Tuesday, June 30, 2009

Train-of-Death ride? So that's what became of Sonia Nazario!

Sonia Nazario atop Mexican "Train of Death"

Back when I lived in 'Evanstar House' on that Berkeley-Oakland border called Alcatraz Avenue, Scott Corey, Charles Weathers, and I had a variety of flatmates over the years from 1985 to 1989, when I also became one of those boarders who left for good.

Some left for even better.

Sonia Nazario, for example. Even when she first came to board in 'Evanstar House', she had a career. I didn't realize it at first because Sonia was quite modest. Not that she tried to hide her career as a journalist, but she also didn't trumpet her success, so I initially failed to pick up on it -- and not merely because I'm obtuse. I was distracted at the time by a girlfriend in Switzerland whose charms had me back and forth between that landlocked, mountain country and the San Francisco Bay. I think that I was underway in a European airport when I picked up a copy of the Wall Street Journal and saw a familiar face and name leap out at me: Sonia Nazario.

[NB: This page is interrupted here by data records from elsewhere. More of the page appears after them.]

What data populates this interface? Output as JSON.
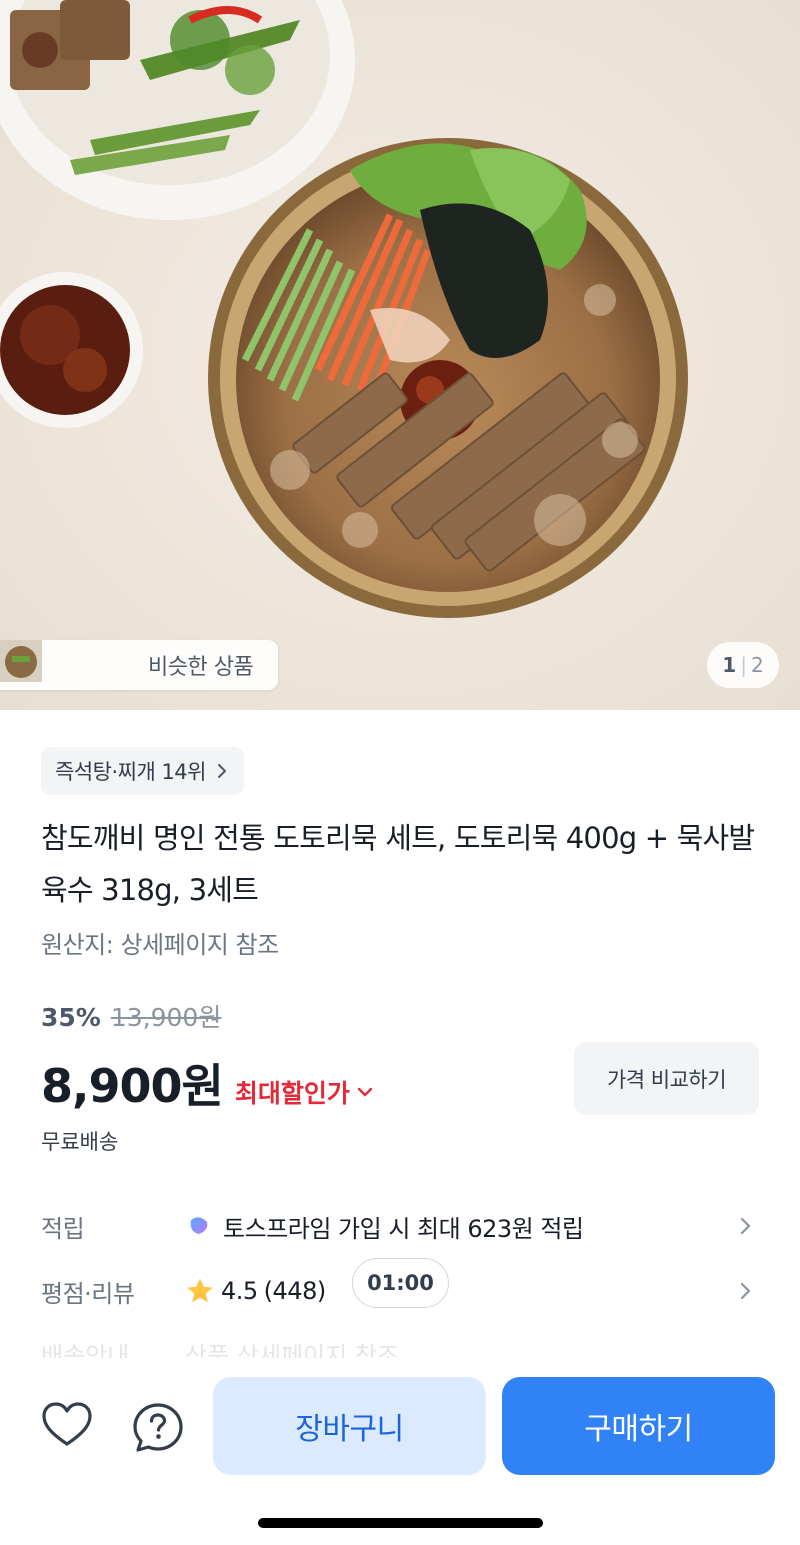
{
  "hero": {
    "similar_label": "비슷한 상품",
    "page_current": "1",
    "page_total": "2"
  },
  "product": {
    "rank_label": "즉석탕·찌개 14위",
    "title": "참도깨비 명인 전통 도토리묵 세트, 도토리묵 400g + 묵사발육수 318g, 3세트",
    "origin": "원산지: 상세페이지 참조",
    "discount_rate": "35%",
    "original_price": "13,900원",
    "price": "8,900원",
    "max_discount_label": "최대할인가",
    "compare_label": "가격 비교하기",
    "shipping": "무료배송"
  },
  "details": {
    "points_label": "적립",
    "points_value": "토스프라임 가입 시 최대 623원 적립",
    "rating_label": "평점·리뷰",
    "rating_value": "4.5",
    "review_count": "(448)",
    "timer": "01:00",
    "faded_row_label": "배송안내",
    "faded_row_value": "상품 상세페이지 참조"
  },
  "bottom": {
    "cart_label": "장바구니",
    "buy_label": "구매하기"
  },
  "colors": {
    "primary": "#3182f6",
    "cart_bg": "#dbeafe",
    "discount_red": "#e42939",
    "star": "#ffc342"
  }
}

"Hey!" I cried aloud, "That's my flatmate."

None of the strangers around me knew what I jabbering about. Neither do I, now, for I can't recall the article itself, but I did, at the time, suddenly understand Sonia's jokes about her mother's Hispanic pronunciation of the Wall Street 'Urinal'.

Sonia had a rather complicated ethnicity. Her mother was a Jewish woman who had met her husband, a Christian Arab, in Israel. Sonia, the complex offspring of that unusual union, grew up partly in Argentina and spoke fluent Spanish . . . and equally fluent English. Technically, she was both fully Jewish (matrilineally, from her mother) and fully Arab (patrilineally, from her father) . . . but also entirely Hispanic, I suppose.

I see from her website that she now writes for the Los Angeles Times and for her journalism has won a Pulitzer Prize, among other impressive awards.

I don't read the Times much, for I subscribe to the International Herald Tribune, so I've largely missed her career as a journalist, but I recently had occasion to recall Sonia joking about her mother's Hispanic pronunciation of "journalist" as "urinalist." That pronunciation came to mind because I happened to be searching for the proper term to describe a journalist whom I recently encountered, a fountain of misinformation perhaps accurately referred to as a 'urinalist' . . . but I rejected that bathroom humor as beneath me.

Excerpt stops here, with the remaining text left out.